Still, patterns have emerged from the mayhem.

“Everything seems to be about three weeks late,” said Kent Foster, recreation manager for the U.S. Forest Service in Steamboat. “Even my garden.”

That means some of the same rules that have always governed summer hiking can be applied, if only pushed back.

There aren’t usually too many early July trips to the Mount Zirkel Wilderness Area, and this year wasn’t any different. In fact, much of the area is still under snow.

Devil’s Causeway, one of the most popular hikes in the Flat Tops Wilderness Area, isn’t ready, either.
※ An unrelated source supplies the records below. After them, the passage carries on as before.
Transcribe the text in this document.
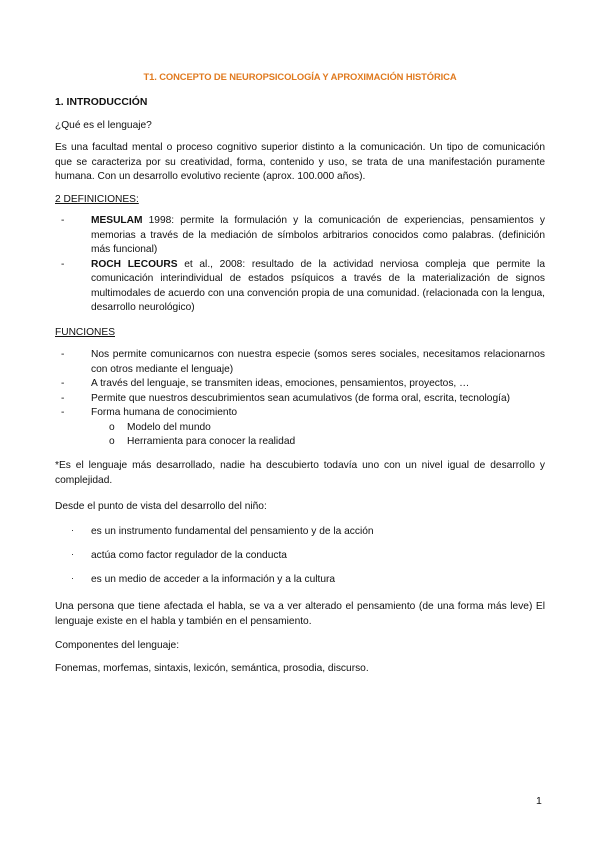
T1. CONCEPTO DE NEUROPSICOLOGÍA Y APROXIMACIÓN HISTÓRICA
1. INTRODUCCIÓN
¿Qué es el lenguaje?
Es una facultad mental o proceso cognitivo superior distinto a la comunicación. Un tipo de comunicación que se caracteriza por su creatividad, forma, contenido y uso, se trata de una manifestación puramente humana. Con un desarrollo evolutivo reciente (aprox. 100.000 años).
2 DEFINICIONES:
-	MESULAM 1998: permite la formulación y la comunicación de experiencias, pensamientos y memorias a través de la mediación de símbolos arbitrarios conocidos como palabras. (definición más funcional)
-	ROCH LECOURS et al., 2008: resultado de la actividad nerviosa compleja que permite la comunicación interindividual de estados psíquicos a través de la materialización de signos multimodales de acuerdo con una convención propia de una comunidad. (relacionada con la lengua, desarrollo neurológico)
FUNCIONES
-	Nos permite comunicarnos con nuestra especie (somos seres sociales, necesitamos relacionarnos con otros mediante el lenguaje)
-	A través del lenguaje, se transmiten ideas, emociones, pensamientos, proyectos, …
-	Permite que nuestros descubrimientos sean acumulativos (de forma oral, escrita, tecnología)
-	Forma humana de conocimiento
o Modelo del mundo
o Herramienta para conocer la realidad
*Es el lenguaje más desarrollado, nadie ha descubierto todavía uno con un nivel igual de desarrollo y complejidad.
Desde el punto de vista del desarrollo del niño:
· es un instrumento fundamental del pensamiento y de la acción
· actúa como factor regulador de la conducta
· es un medio de acceder a la información y a la cultura
Una persona que tiene afectada el habla, se va a ver alterado el pensamiento (de una forma más leve) El lenguaje existe en el habla y también en el pensamiento.
Componentes del lenguaje:
Fonemas, morfemas, sintaxis, lexicón, semántica, prosodia, discurso.
1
“It’s still winter at Mica Lake,” White-Crane said, citing a popular Mount Zirkel-area hike. “My husband bumped into people coming down and they were carrying skis and snowshoes.”
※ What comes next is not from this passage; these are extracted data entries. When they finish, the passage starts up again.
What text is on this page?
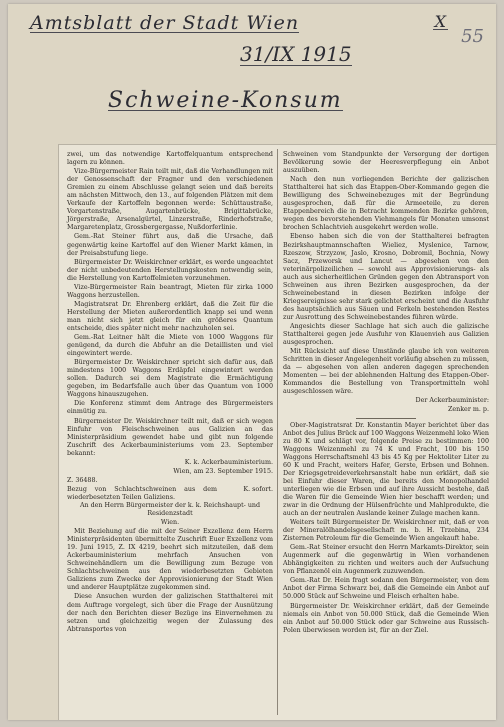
Amtsblatt der Stadt Wien	X
55
31/IX 1915
Schweine-Konsum

zwei, um das notwendige Kartoffelquantum entsprechend lagern zu können.

Vize-Bürgermeister Rain teilt mit, daß die Verhandlungen mit der Genossenschaft der Fragner und den verschiedenen Gremien zu einem Abschlusse gelangt seien und daß bereits am nächsten Mittwoch, den 13., auf folgenden Plätzen mit dem Verkaufe der Kartoffeln begonnen werde: Schüttaustraße, Vorgartenstraße, Augartenbrücke, Brigittabrücke, Jörgerstraße, Arsenalgürtel, Linzerstraße, Rinderhofstraße, Margaretenplatz, Grossbergergasse, Nußdorferlinie.

Gem.-Rat Steiner führt aus, daß die Ursache, daß gegenwärtig keine Kartoffel auf den Wiener Markt kämen, in der Preisabstufung liege.

Bürgermeister Dr. Weiskirchner erklärt, es werde ungeachtet der nicht unbedeutenden Herstellungskosten notwendig sein, die Herstellung von Kartoffelmieten vorzunehmen.

Vize-Bürgermeister Rain beantragt, Mieten für zirka 1000 Waggons herzustellen.

Magistratsrat Dr. Ehrenberg erklärt, daß die Zeit für die Herstellung der Mieten außerordentlich knapp sei und wenn man nicht sich jetzt gleich für ein größeres Quantum entscheide, dies später nicht mehr nachzuholen sei.

Gem.-Rat Leitner hält die Miete von 1000 Waggons für genügend, da durch die Abfuhr an die Detaillisten und viel eingewintert werde.

Bürgermeister Dr. Weiskirchner spricht sich dafür aus, daß mindestens 1000 Waggons Erdäpfel eingewintert werden sollen. Dadurch sei dem Magistrate die Ermächtigung gegeben, im Bedarfsfalle auch über das Quantum von 1000 Waggons hinauszugehen.

Die Konferenz stimmt dem Antrage des Bürgermeisters einmütig zu.

Bürgermeister Dr. Weiskirchner teilt mit, daß er sich wegen Einfuhr von Fleischschweinen aus Galizien an das Ministerpräsidium gewendet habe und gibt nun folgende Zuschrift des Ackerbauministeriums vom 23. September bekannt:

K. k. Ackerbauministerium.

Wien, am 23. September 1915.

Z. 36488.

Bezug von Schlachtschweinen aus dem wiederbesetzten Teilen Galiziens.
K. sofort.

An den Herrn Bürgermeister der k. k. Reichshaupt- und Residenzstadt

Wien.

Mit Beziehung auf die mit der Seiner Exzellenz dem Herrn Ministerpräsidenten übermittelte Zuschrift Euer Exzellenz vom 19. Juni 1915, Z. IX 4219, beehrt sich mitzuteilen, daß dem Ackerbauministerium mehrfach Ansuchen von Schweinehändlern um die Bewilligung zum Bezuge von Schlachtschweinen aus den wiederbesetzten Gebieten Galiziens zum Zwecke der Approvisionierung der Stadt Wien und anderer Hauptplätze zugekommen sind.

Diese Ansuchen wurden der galizischen Statthalterei mit dem Auftrage vorgelegt, sich über die Frage der Ausnützung der nach den Berichten dieser Bezüge ins Einvernehmen zu setzen und gleichzeitig wegen der Zulassung des Abtransportes von

Schweinen vom Standpunkte der Versorgung der dortigen Bevölkerung sowie der Heeresverpflegung ein Anbot auszuüben.

Nach den nun vorliegenden Berichte der galizischen Statthalterei hat sich das Etappen-Ober-Kommando gegen die Bewilligung des Schweinebezuges mit der Begründung ausgesprochen, daß für die Armeeteile, zu deren Etappenbereich die in Betracht kommenden Bezirke gehören, wegen des bevorstehenden Viehmangels für Monaten umsonst brochen Schlachtvieh ausgekehrt werden wolle.

Ebenso haben sich die von der Statthalterei befragten Bezirkshauptmannschaften Wieliez, Myslenice, Tarnow, Rzeszow, Strzyzow, Jaslo, Krosno, Dobromil, Bochnia, Nowy Sacz, Przeworsk und Lancut — abgesehen von den veterinärpolizeilichen — sowohl aus Approvisionierungs- als auch aus sicherheitlichen Gründen gegen den Abtransport von Schweinen aus ihren Bezirken ausgesprochen, da der Schweinebestand in diesen Bezirken infolge der Kriegsereignisse sehr stark gelichtet erscheint und die Ausfuhr des hauptsächlich aus Säuen und Ferkeln bestehenden Restes zur Ausrottung des Schweinebestandes führen würde.

Angesichts dieser Sachlage hat sich auch die galizische Statthalterei gegen jede Ausfuhr von Klauenvieh aus Galizien ausgesprochen.

Mit Rücksicht auf diese Umstände glaube ich von weiteren Schritten in dieser Angelegenheit vorläufig absehen zu müssen, da — abgesehen von allen anderen dagegen sprechenden Momenten — bei der ablehnenden Haltung des Etappen-Ober-Kommandos die Bestellung von Transportmitteln wohl ausgeschlossen wäre.

Der Ackerbauminister:

Zenker m. p.

Ober-Magistratsrat Dr. Konstantin Mayer berichtet über das Anbot des Julius Brück auf 100 Waggons Weizenmehl loko Wien zu 80 K und schlägt vor, folgende Preise zu bestimmen: 100 Waggons Weizenmehl zu 74 K und Fracht, 100 bis 150 Waggons Herrschaftsmehl 43 bis 45 Kg per Hektoliter Liter zu 60 K und Fracht, weiters Hafer, Gerste, Erbsen und Bohnen. Der Kriegsgetreideverkehrsanstalt habe nun erklärt, daß sie bei Einfuhr dieser Waren, die bereits den Monopolhandel unterliegen wie die Erbsen und auf ihre Aussicht bestehe, daß die Waren für die Gemeinde Wien hier beschafft werden; und zwar in die Ordnung der Hülsenfrüchte und Mahlprodukte, die auch an der neutralen Auslande keiner Zulage machen kann.

Weiters teilt Bürgermeister Dr. Weiskirchner mit, daß er von der Mineralölhandelsgesellschaft m. b. H. Trzebina, 234 Zisternen Petroleum für die Gemeinde Wien angekauft habe.

Gem.-Rat Steiner ersucht den Herrn Markamts-Direktor, sein Augenmerk auf die gegenwärtig in Wien vorhandenen Abhängigkeiten zu richten und weiters auch der Aufsuchung von Pflanzenöl ein Augenmerk zuzuwenden.

Gem.-Rat Dr. Hein fragt sodann den Bürgermeister, von dem Anbot der Firma Schwarz bei, daß die Gemeinde ein Anbot auf 50.000 Stück auf Schweine und Fleisch erhalten habe.

Bürgermeister Dr. Weiskirchner erklärt, daß der Gemeinde niemals ein Anbot von 50.000 Stück, daß die Gemeinde Wien ein Anbot auf 50.000 Stück oder gar Schweine aus Russisch-Polen überwiesen worden ist, für an der Ziel.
Other areas were so affected by the powerful runoff they were rendered inaccessible. A log long used to cross Gold Creek in the Zirkel Wilderness was washed out. As long as that water remains high, Gold Creek Lake and Mount Zirkel itself are unattainable.

Two other trail bridges were washed away on the Continental Divide Trail, 1101.

“It just shows you how much water came off,” Foster said. “We’re working on some re-routes so people can still use those trails.”

Options aplenty

So what’s a hiker to do, besides wear out Mad Creek Trail?

The high country should open up in the next couple weeks, about three weeks after normal. In the meantime, there are options, the experts insisted, all of them lower-elevation hikes, trails from which the snow is already long gone.

“Mad Creek, Red Dirt, Sarvis Creek, all those lower trails, the flowers have been absolutely gorgeous,” Yampatika naturalist Karen Vail said.

Many areas of wild flowers may have already reached their peak and wilted. This year, of course, they’re about three weeks behind, making late-July hikes unusually enticing.

Another option is getting out of town, specifically to the west.

White-Crane pointed to a hike in California Park, a trail to Sugar Loaf Mountain on Trail 1144, the only one in her 108-trip guide to lead readers to the area north of Hayden. It’s a good drive from Steamboat — the trailhead is about 50 miles away — but, thanks to a lower elevation, it’s dry and ready.

“I only covered that one trail in the book, but it’s a big area,” she said, flipping through her own book looking for solutions to a problem that has plagued hikers this summer.

She paused to read aloud what she’d written a decade ago about the Sugar Loaf Mountain trip.

“God willing,” she read, “I intend to make this hike again some day, when I have lots of time, a good lunch, a camera and a book about beavers. I will sit quietly for a couple of hours at the beautiful ponds, reading and observing.”

She snapped back out of the book, back to 2011.

“I never did that,” she said with a hint of disappointment. “I’m going to now. This season, what else is there to do?”